The opposition between 'objectivity' and 'ideology' used to organise Chapter 3 is modified in Chapter 4 with a careful explanation of the difficult but crucial concept of hegemony. Gramsci is quoted but it is the critique of news culture from Hall and his colleagues dating back to 1978 that is used to explore the relationship between news, the state and the public. Although Allen is bang up to date with the literature and applies it to newspapers, radio and television in turn, what is striking about this excellent presentation of complex material is how little the debate has moved on in twenty years. However, reading this will inhibit students from pointing too quickly at those guilty of distorting the news. Instead they will be encouraged to consider the complex processes by which news, while inflected with the interests of classes and institutions, is continually subject to variation, modification and contest. Chapter 5 shows how audiences use news for a variety of purposes beyond the rather narrower intentions of those who produce it. Chapters 6 and 7 deal with the topics of gender and race in the news and are made interesting through the analysis of recent examples - I would have liked to see more earlier in the book.

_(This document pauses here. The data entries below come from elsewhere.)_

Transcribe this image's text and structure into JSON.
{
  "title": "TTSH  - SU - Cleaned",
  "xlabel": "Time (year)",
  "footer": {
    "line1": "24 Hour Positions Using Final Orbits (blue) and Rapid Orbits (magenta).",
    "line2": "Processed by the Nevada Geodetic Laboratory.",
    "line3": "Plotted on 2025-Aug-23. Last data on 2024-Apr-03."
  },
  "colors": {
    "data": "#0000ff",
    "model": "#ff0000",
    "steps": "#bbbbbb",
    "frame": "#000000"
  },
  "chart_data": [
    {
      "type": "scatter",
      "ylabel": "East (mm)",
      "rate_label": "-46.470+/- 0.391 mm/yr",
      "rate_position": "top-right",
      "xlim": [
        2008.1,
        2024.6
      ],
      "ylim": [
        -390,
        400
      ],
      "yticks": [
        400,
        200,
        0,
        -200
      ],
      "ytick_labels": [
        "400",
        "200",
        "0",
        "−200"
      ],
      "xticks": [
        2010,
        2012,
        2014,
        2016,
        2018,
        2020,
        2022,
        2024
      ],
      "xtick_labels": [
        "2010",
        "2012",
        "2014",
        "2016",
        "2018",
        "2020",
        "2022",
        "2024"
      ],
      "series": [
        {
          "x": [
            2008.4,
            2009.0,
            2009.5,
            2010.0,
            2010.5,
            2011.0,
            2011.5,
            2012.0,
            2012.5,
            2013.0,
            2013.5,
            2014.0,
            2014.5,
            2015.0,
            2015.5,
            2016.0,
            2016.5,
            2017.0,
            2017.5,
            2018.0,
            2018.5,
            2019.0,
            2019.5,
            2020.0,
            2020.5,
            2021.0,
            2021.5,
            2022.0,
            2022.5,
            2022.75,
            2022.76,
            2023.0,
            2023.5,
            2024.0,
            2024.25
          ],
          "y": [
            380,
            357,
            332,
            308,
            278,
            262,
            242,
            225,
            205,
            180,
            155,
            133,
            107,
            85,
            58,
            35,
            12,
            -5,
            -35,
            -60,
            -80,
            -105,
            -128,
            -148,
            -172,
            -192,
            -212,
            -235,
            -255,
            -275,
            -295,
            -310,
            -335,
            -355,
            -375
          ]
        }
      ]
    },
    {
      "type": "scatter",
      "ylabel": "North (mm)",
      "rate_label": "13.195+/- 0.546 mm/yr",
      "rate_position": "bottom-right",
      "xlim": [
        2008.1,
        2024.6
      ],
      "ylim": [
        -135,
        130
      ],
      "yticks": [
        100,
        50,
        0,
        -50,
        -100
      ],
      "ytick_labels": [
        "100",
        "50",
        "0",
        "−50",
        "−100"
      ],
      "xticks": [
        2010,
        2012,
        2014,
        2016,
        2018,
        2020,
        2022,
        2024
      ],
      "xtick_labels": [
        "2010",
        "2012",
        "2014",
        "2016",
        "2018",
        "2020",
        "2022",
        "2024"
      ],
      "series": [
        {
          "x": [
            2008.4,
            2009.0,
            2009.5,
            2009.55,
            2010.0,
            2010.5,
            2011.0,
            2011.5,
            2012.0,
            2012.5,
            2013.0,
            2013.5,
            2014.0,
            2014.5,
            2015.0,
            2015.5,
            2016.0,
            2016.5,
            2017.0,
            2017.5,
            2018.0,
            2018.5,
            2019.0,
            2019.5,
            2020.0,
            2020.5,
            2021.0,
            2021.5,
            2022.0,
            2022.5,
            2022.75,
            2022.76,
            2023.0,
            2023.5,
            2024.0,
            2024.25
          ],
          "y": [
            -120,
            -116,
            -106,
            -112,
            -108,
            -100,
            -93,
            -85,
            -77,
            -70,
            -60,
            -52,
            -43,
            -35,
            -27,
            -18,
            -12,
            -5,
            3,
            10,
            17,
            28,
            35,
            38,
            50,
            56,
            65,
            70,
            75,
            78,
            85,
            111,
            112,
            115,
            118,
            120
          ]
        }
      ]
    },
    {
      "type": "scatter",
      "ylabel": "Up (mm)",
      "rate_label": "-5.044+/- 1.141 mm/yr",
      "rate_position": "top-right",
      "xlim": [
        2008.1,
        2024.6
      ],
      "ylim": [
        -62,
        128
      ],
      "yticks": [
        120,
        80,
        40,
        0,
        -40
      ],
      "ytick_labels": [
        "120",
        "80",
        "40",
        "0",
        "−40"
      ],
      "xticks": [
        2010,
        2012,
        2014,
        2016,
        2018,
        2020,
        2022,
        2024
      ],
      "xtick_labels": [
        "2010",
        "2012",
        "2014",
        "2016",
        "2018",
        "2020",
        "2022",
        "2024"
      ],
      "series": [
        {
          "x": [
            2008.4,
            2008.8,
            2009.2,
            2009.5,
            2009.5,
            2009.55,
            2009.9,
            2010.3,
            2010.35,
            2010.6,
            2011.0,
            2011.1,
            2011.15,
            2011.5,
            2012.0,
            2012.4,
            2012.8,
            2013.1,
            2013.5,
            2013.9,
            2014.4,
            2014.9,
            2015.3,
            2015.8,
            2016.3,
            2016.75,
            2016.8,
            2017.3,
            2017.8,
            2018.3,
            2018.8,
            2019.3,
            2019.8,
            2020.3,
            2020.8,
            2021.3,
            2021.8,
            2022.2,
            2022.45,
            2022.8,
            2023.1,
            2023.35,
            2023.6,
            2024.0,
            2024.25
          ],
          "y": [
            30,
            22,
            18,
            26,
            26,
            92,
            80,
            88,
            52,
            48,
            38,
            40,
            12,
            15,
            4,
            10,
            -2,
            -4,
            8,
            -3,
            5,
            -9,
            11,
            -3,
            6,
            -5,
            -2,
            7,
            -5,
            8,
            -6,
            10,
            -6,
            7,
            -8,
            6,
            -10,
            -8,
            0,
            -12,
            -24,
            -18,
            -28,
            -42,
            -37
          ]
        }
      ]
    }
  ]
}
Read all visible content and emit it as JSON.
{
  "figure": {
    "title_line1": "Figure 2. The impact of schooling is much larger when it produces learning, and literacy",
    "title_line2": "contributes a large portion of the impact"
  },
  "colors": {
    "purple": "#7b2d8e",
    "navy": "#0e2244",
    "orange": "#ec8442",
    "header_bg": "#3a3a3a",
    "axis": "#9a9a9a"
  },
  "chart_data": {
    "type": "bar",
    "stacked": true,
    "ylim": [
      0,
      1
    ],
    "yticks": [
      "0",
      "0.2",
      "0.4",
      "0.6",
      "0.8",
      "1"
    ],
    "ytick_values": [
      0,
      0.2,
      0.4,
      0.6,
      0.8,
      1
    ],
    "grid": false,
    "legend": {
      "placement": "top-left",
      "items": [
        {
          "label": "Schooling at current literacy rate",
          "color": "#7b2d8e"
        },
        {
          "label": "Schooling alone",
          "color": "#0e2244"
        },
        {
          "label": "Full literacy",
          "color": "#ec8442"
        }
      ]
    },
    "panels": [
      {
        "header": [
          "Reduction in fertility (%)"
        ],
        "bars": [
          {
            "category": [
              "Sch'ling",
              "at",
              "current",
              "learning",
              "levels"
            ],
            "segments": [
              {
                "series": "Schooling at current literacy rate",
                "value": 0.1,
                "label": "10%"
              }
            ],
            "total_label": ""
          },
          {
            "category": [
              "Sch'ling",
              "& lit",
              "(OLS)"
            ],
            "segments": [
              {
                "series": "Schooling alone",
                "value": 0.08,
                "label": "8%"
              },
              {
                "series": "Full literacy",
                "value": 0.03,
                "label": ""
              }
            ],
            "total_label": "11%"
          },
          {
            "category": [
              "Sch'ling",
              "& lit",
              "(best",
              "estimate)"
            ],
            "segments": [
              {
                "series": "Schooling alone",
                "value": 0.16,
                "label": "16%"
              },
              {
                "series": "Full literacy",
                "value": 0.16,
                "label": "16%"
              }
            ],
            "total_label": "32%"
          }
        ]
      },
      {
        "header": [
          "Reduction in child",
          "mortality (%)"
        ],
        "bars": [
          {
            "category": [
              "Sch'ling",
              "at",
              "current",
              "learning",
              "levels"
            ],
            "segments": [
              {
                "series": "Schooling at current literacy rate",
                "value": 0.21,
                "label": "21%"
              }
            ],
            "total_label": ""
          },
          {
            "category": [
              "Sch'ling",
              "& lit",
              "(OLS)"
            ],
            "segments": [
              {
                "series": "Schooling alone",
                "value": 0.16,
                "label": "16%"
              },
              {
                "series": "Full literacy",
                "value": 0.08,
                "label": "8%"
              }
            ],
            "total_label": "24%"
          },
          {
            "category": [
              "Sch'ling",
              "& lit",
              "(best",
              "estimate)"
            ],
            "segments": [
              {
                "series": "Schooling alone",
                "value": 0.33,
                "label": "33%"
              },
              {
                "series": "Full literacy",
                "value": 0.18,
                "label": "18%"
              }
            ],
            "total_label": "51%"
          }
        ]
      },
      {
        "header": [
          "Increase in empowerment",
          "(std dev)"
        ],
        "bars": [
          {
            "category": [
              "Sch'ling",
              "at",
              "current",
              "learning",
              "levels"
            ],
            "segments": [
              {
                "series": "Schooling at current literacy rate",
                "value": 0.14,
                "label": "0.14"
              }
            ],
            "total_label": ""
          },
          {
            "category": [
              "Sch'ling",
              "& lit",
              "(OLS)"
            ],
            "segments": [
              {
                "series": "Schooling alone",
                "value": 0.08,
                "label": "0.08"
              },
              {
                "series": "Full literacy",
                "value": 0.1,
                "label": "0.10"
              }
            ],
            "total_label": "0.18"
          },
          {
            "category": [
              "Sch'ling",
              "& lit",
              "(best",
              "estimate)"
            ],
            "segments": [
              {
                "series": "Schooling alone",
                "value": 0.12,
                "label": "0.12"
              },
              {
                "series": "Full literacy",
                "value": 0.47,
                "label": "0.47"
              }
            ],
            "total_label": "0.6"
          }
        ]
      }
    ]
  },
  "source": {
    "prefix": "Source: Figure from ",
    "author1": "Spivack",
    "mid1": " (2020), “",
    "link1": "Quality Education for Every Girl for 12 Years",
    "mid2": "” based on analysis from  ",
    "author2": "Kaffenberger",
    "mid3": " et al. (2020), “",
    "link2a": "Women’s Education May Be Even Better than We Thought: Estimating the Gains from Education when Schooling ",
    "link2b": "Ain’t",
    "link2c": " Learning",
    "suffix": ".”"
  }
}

As I read through the book I felt that the questions 'what is news' and 'what is news for?' were not raised forcefully enough. Implicit in the final chapter, which again opposes the professionalism of journalists in presenting hard news with the business of entertainment, is the idea that it is only through informed public debate that democracy can serve the needs of society and its members. But this notion is taken for granted and not criticised. Just how much 'hard news' is required for democratic politics before we all suffer from what Douglas Coupland (1991) calls 'Historical Overdosing'? Just what is it about the cult of celebrity and the fascination with private lives that makes it 'news' for so many producers and consumers in our news culture? These are questions that Stuart Allen's book raised but gave me little idea about how to tackle. There again, if he had written the book that I'm now asking for, one that sets news within the broader cultural and political sphere, it would not be such a useful teaching resource. Perhaps his next project will open up the areas of 'infotainment' and the 'public sphere' to find how news fits in.